Old Lodge Skins emerged from the little tepee next morning. He looked somewhat different from usual in that his eyes seemed to be focused miles away in whatever direction he turned. He was carrying two short black poles, each with a hoop on its end and decorated with raven feathers, and when he walked into open country, the whole camp trooped along behind—men, women, children, and dogs. I have told about antelope as we encountered that little herd the day before at the buffalo wallow: they can run a mile in one minute and will stampede on a change of wind.
This quick beast has one flaw against living to old age: he is nosy. Show an antelope something that flutters and he can’t resist it.

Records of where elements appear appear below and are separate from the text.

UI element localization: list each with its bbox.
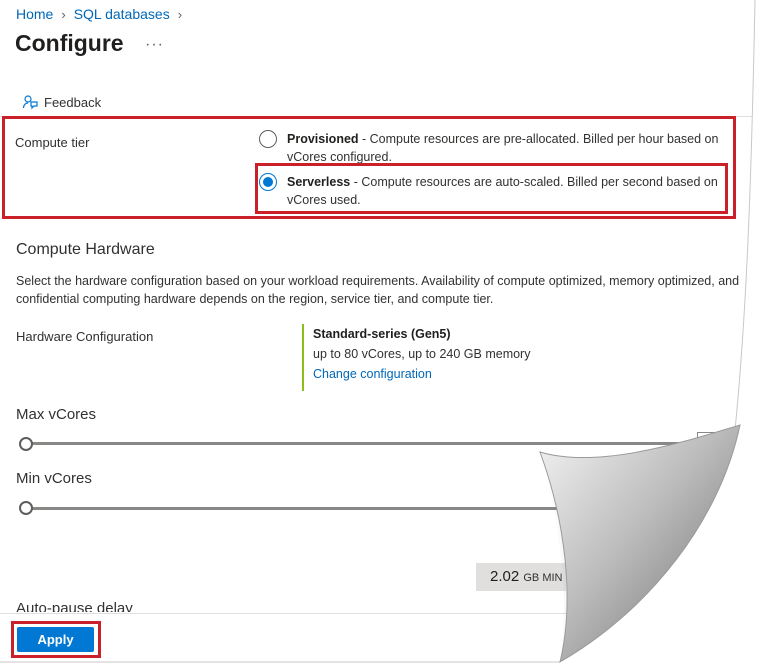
- auto-pause-label: Auto-pause delay: [16, 600, 133, 612]
- feedback-button[interactable]: Feedback: [22, 94, 101, 110]
- breadcrumb-home[interactable]: Home: [16, 6, 53, 22]
- apply-button[interactable]: Apply: [17, 627, 94, 652]
- page-title: Configure: [15, 30, 124, 56]
- min-vcores-label: Min vCores: [16, 470, 92, 487]
- serverless-description: - Compute resources are auto-scaled. Bil…: [350, 175, 718, 189]
- hardware-config-summary: Standard-series (Gen5) up to 80 vCores, …: [302, 324, 530, 391]
- breadcrumb: Home › SQL databases ›: [16, 6, 190, 22]
- more-options-icon[interactable]: ···: [145, 36, 164, 54]
- radio-serverless[interactable]: Serverless - Compute resources are auto-…: [259, 173, 724, 209]
- compute-hardware-description: Select the hardware configuration based …: [16, 274, 740, 306]
- serverless-name: Serverless: [287, 175, 351, 189]
- compute-hardware-title: Compute Hardware: [16, 241, 155, 258]
- chevron-right-icon: ›: [61, 6, 66, 22]
- provisioned-description: - Compute resources are pre-allocated. B…: [358, 132, 719, 146]
- chevron-right-icon: ›: [177, 6, 183, 22]
- min-vcores-slider-thumb[interactable]: [19, 501, 33, 515]
- min-memory-unit: GB MIN: [523, 572, 563, 584]
- max-vcores-label: Max vCores: [16, 406, 97, 423]
- feedback-label: Feedback: [44, 94, 102, 110]
- provisioned-description-2: vCores configured.: [287, 150, 392, 164]
- min-vcores-track[interactable]: [26, 507, 606, 510]
- compute-tier-label: Compute tier: [15, 135, 90, 150]
- footer-divider: [0, 613, 768, 614]
- hardware-config-label: Hardware Configuration: [16, 329, 154, 344]
- radio-provisioned-circle[interactable]: [259, 130, 277, 148]
- min-memory-value: 2.02: [490, 568, 520, 585]
- max-vcores-track[interactable]: [26, 442, 706, 445]
- max-vcores-input[interactable]: [697, 432, 757, 454]
- breadcrumb-sql-databases[interactable]: SQL databases: [74, 6, 170, 22]
- feedback-icon: [22, 95, 38, 110]
- hardware-series: Standard-series (Gen5): [313, 327, 451, 341]
- hardware-limits: up to 80 vCores, up to 240 GB memory: [313, 347, 531, 361]
- configure-blade: Home › SQL databases › Configure ··· Fee…: [0, 0, 768, 672]
- radio-provisioned[interactable]: Provisioned - Compute resources are pre-…: [259, 130, 729, 166]
- min-memory-readout: 2.02 GB MIN: [476, 563, 566, 591]
- radio-serverless-circle[interactable]: [259, 173, 277, 191]
- serverless-description-2: vCores used.: [287, 193, 361, 207]
- max-vcores-slider-thumb[interactable]: [19, 437, 33, 451]
- change-configuration-link[interactable]: Change configuration: [313, 367, 432, 381]
- provisioned-name: Provisioned: [287, 132, 359, 146]
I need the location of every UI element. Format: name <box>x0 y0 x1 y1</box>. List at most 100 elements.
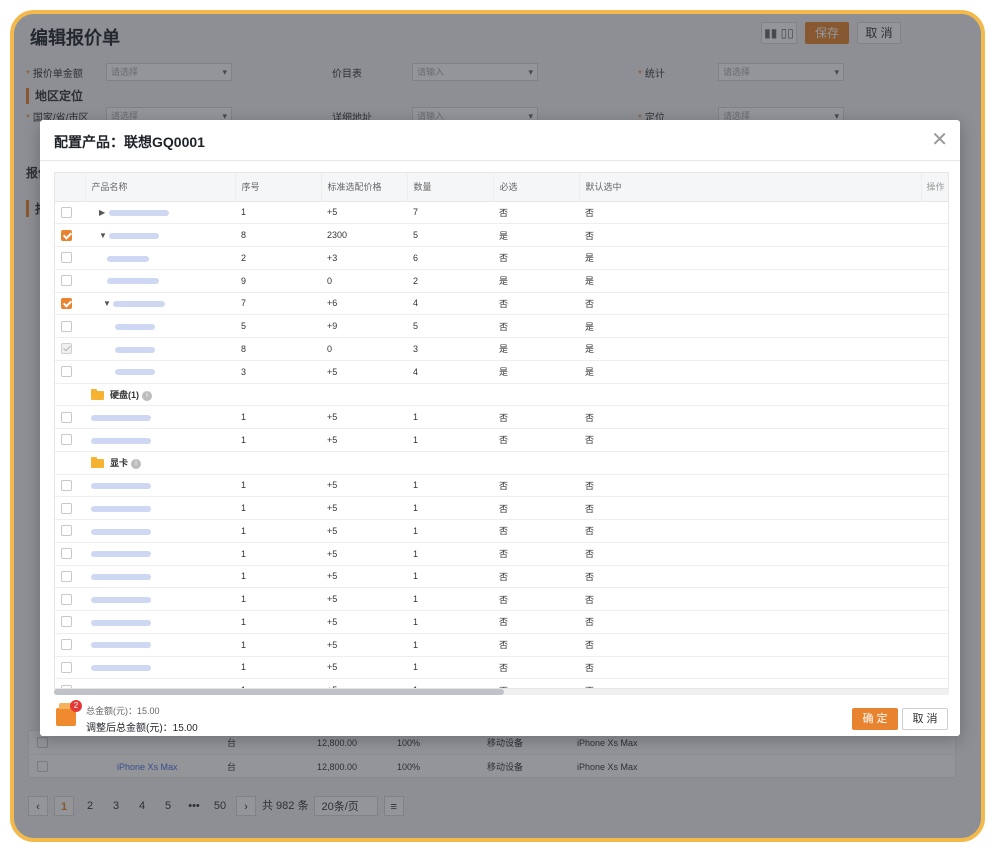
cell-empty <box>579 451 921 475</box>
product-name-link[interactable] <box>107 278 159 285</box>
table-body: ▶1+57否否•••▼823005是否•••2+36否是•••902是是•••▼… <box>55 201 948 688</box>
product-name-link[interactable] <box>91 437 151 444</box>
cell-product-name: ▼ <box>85 223 235 247</box>
cell-qty: 1 <box>407 587 493 611</box>
cell-spacer <box>921 633 948 657</box>
group-row: 显卡i••• <box>55 451 948 475</box>
product-name-link[interactable] <box>109 210 169 216</box>
table-row: 1+51否否••• <box>55 656 948 680</box>
cell-select <box>55 678 85 688</box>
table-header: 产品名称 序号 标准选配价格 数量 必选 默认选中 操作 <box>55 173 948 202</box>
cell-seq: 2 <box>235 246 321 270</box>
caret-right-icon[interactable]: ▶ <box>99 208 109 217</box>
product-name-link[interactable] <box>91 483 151 489</box>
table-row: 1+51否否••• <box>55 496 948 520</box>
info-icon[interactable]: i <box>131 458 142 469</box>
cell-seq: 9 <box>235 269 321 293</box>
cell-spacer <box>921 337 948 361</box>
total-amount: 总金额(元)：15.00 <box>86 706 160 716</box>
cell-select <box>55 496 85 520</box>
cell-qty: 7 <box>407 201 493 225</box>
cell-required: 否 <box>493 656 579 680</box>
row-checkbox[interactable] <box>61 206 72 218</box>
table-row: 1+51否否••• <box>55 474 948 498</box>
product-name-link[interactable] <box>91 551 151 558</box>
header-default: 默认选中 <box>579 173 922 202</box>
cell-default: 是 <box>579 337 921 361</box>
product-name-link[interactable] <box>91 665 151 671</box>
row-checkbox[interactable] <box>61 297 72 309</box>
product-name-link[interactable] <box>91 596 151 603</box>
product-name-link[interactable] <box>115 346 155 353</box>
row-checkbox[interactable] <box>61 661 72 673</box>
product-name-link[interactable] <box>91 528 151 535</box>
cell-select <box>55 383 85 407</box>
cell-seq: 8 <box>235 223 321 247</box>
product-name-link[interactable] <box>91 574 151 580</box>
cell-default: 否 <box>579 587 921 611</box>
row-checkbox[interactable] <box>61 593 72 605</box>
cell-spacer <box>921 519 948 543</box>
confirm-button[interactable]: 确 定 <box>852 708 898 730</box>
row-checkbox[interactable] <box>61 479 72 491</box>
cell-default: 否 <box>579 678 921 688</box>
product-name-link[interactable] <box>115 323 155 330</box>
modal-divider <box>40 160 960 161</box>
product-name-link[interactable] <box>91 505 151 512</box>
modal-title: 配置产品：联想GQ0001 <box>54 134 205 150</box>
cell-qty: 1 <box>407 405 493 429</box>
screenshot-frame: 编辑报价单 ▮▮ ▯▯ 保存 取 消 报价单金额请选择价目表请输入统计请选择 地… <box>10 10 985 842</box>
row-checkbox[interactable] <box>61 434 72 446</box>
row-checkbox[interactable] <box>61 320 72 332</box>
cell-seq: 1 <box>235 587 321 611</box>
cell-product-name <box>85 678 235 688</box>
cell-price: +5 <box>321 678 407 688</box>
cell-product-name <box>85 496 235 520</box>
row-checkbox[interactable] <box>61 525 72 537</box>
row-checkbox[interactable] <box>61 229 72 241</box>
cell-spacer <box>921 610 948 634</box>
cell-spacer <box>921 451 948 475</box>
product-name-link[interactable] <box>115 369 155 376</box>
cell-price: +5 <box>321 360 407 384</box>
row-checkbox[interactable] <box>61 252 72 264</box>
cart-icon[interactable]: 2 <box>54 700 82 726</box>
cell-default: 否 <box>579 656 921 680</box>
cell-price: +5 <box>321 201 407 225</box>
row-checkbox[interactable] <box>61 366 72 378</box>
product-name-link[interactable] <box>107 255 149 262</box>
cell-default: 否 <box>579 292 921 316</box>
cell-empty <box>407 383 493 407</box>
product-name-link[interactable] <box>113 301 165 307</box>
product-name-link[interactable] <box>109 232 159 239</box>
cell-spacer <box>921 474 948 498</box>
cell-seq: 1 <box>235 496 321 520</box>
product-name-link[interactable] <box>91 619 151 626</box>
cell-default: 是 <box>579 246 921 270</box>
cell-price: 0 <box>321 269 407 293</box>
row-checkbox[interactable] <box>61 411 72 423</box>
cell-select <box>55 223 85 247</box>
cell-spacer <box>921 360 948 384</box>
caret-down-icon[interactable]: ▼ <box>103 299 113 308</box>
product-name-link[interactable] <box>91 642 151 649</box>
cell-price: +5 <box>321 633 407 657</box>
row-checkbox[interactable] <box>61 548 72 560</box>
caret-down-icon[interactable]: ▼ <box>99 231 109 240</box>
close-icon[interactable]: ✕ <box>931 128 948 152</box>
table-row: 1+51否否••• <box>55 519 948 543</box>
scrollbar-thumb[interactable] <box>54 689 504 695</box>
product-name-link[interactable] <box>91 414 151 421</box>
row-checkbox[interactable] <box>61 570 72 582</box>
row-checkbox[interactable] <box>61 616 72 628</box>
row-checkbox[interactable] <box>61 502 72 514</box>
product-config-table: 产品名称 序号 标准选配价格 数量 必选 默认选中 操作 ▶1+57否否•••▼… <box>54 172 949 689</box>
cell-default: 是 <box>579 360 921 384</box>
info-icon[interactable]: i <box>142 390 152 401</box>
cancel-button[interactable]: 取 消 <box>902 708 948 730</box>
row-checkbox[interactable] <box>61 639 72 651</box>
horizontal-scrollbar[interactable] <box>54 689 949 695</box>
row-checkbox[interactable] <box>61 275 72 287</box>
cell-required: 否 <box>493 474 579 498</box>
cell-select <box>55 201 85 225</box>
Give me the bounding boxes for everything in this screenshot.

That is the practical side of those poles-and-wheels that Old Lodge Skins was carrying: the Cheyenne called them antelope arrows, and they were deadlier than if equipped with iron points, for they made the skittish beast so curious he would run himself and his kin into suicide for a closer look. Admitting that, there was still a lot to a surround that made no sense except as magic.
I suppose we must have walked three miles out in the prairie—everybody except one decrepit old woman and a warrior who stayed behind because he had the sulks. At a certain point on a space of flatland we stopped, and Old Lodge Skins set down on the prairie. He had left behind his plug hat, and wore two eagle feathers braided into his hair. Now the unmarried women come up before him, and he chose the stoutest two by waving the antelope arrows at them, sort of charming them into sitting alongside him. One girl was average fat, but the second was so chubby it took a keen watch to find the features of her face; her eyes was like little seeds.
Set a fat girl to catch fat antelope, was the idea.